On peut sans complexe mettre cette région à part tant elle concentre un maximum d’intérêts naturels et culturels particuliers. Situé à l’est de l’île, dominant Kingston, ce massif montagneux culminant à 2 256 m d’altitude est difficile d’accès. Depuis la capitale, de mauvaises routes étroites et tortueuses partent à l’assaut des versants, grimpant au milieu d’une végétation qui semble vouloir avaler le bitume. Luxuriantes et noyées de brumes, soumises à des pluies soudaines et violentes, les Blue Moutains se prêtent aux randonnées et aux trails, en particulier dans le Blue and John Crow Mountains National Park. Sous un air frais agréable qui fait oublier la chaleur étouffante de Kingston, à 1 250 m d’altitude, quatre trails sont accessibles aux marcheurs depuis l’une des entrées du parc, nommée Holywell. Ce sera l’occasion de croiser deux des symboles du pays : l’arbre national, le Blue Mahoe, une variété d’hibiscus ; l’oiseau  national, le Red-billed Streamertail, un colibri.

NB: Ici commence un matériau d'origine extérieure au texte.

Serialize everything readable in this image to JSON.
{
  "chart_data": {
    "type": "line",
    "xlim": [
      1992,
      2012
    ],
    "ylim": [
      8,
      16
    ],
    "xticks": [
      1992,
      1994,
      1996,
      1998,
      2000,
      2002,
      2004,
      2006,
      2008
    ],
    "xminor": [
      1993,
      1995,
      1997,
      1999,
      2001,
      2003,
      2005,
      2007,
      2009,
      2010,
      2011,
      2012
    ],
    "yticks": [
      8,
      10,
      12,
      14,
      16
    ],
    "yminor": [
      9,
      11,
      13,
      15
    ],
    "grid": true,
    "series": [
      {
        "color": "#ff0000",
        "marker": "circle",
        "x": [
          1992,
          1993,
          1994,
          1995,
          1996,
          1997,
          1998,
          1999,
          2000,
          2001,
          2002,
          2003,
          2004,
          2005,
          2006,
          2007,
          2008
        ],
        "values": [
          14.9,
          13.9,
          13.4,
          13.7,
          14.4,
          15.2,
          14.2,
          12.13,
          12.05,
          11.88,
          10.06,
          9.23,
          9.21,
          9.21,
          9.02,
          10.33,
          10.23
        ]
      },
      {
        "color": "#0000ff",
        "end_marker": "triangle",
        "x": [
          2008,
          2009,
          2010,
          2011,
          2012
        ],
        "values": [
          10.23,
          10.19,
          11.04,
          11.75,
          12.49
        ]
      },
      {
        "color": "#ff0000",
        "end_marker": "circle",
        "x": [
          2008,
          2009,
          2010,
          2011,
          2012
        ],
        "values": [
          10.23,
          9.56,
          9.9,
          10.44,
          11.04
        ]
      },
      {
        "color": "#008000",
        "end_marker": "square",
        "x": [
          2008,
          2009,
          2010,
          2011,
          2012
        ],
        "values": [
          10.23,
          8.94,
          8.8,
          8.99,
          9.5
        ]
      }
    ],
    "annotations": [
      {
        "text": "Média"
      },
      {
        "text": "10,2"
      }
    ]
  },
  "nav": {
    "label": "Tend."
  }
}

Cueillette du café © Philippe Bourget ©

Les Blue Mountains sont aussi la région du café. Et quel café ! La variété d’arabica qui pousse ici est l’une des plus chères du monde et produit un café doux mais fort en goût et dépourvu d’amertume. Plusieurs fermes caféières se visitent, comme l’UCC Blue Mountain Coffee Craighton Estate, à Irish Town. Les balades dans les plantations permettent en prime de profiter de vues panoramiques superbes sur la capitale et la côte. Quelques hôtels et lodges, disséminés sur les hauteurs, offrent l’occasion de passer une ou deux nuits hors du temps.

Les cascades de Blue Mountains

Cette « jungle amicale » cache aussi d’autres surprises. On sera étonné d’apprendre que le massif abrite encore des villages « marrons », du nom de ces descendants d’esclaves échappés jadis des plantations, réfugiés dans les hauteurs et vivant en communautés. On pourra vivre aussi l’étonnante expérience d’un petit-déjeuner au Pretty Close 876, à Gordon Town. Il s’agit d’un « restaurant » aménagé sous une case, posé au creux d’un torrent, dans une vallée cachée des Blue Mountains. On y déguste, sur réservation, une excellente cuisine traditionnelle i-tal (végétarienne). Aller dans les Blues Mountains, c’est découvrir un nouveau pays !

Infos
Office de tourisme de la Jamaïque. visitjamaica.com

Y aller
Vol TUIFLY au départ de Bruxelles vers Montego Bay, le jeudi. tuifly.fr

Formalités
– Il est nécessaire de compléter un formulaire en ligne pour l’Immigration et les Douanes avant le départ. enterjamaica.com
– Décalage horaire : en hiver – 6 h ; en été – 7 h.
– Monnaie : le dollar jamaïcain (JA$). 1€ = env. 164 JA$. On peut aussi payer en dollars US.
– Electricité : Prévoir des adaptateurs avec 2 pôles plats.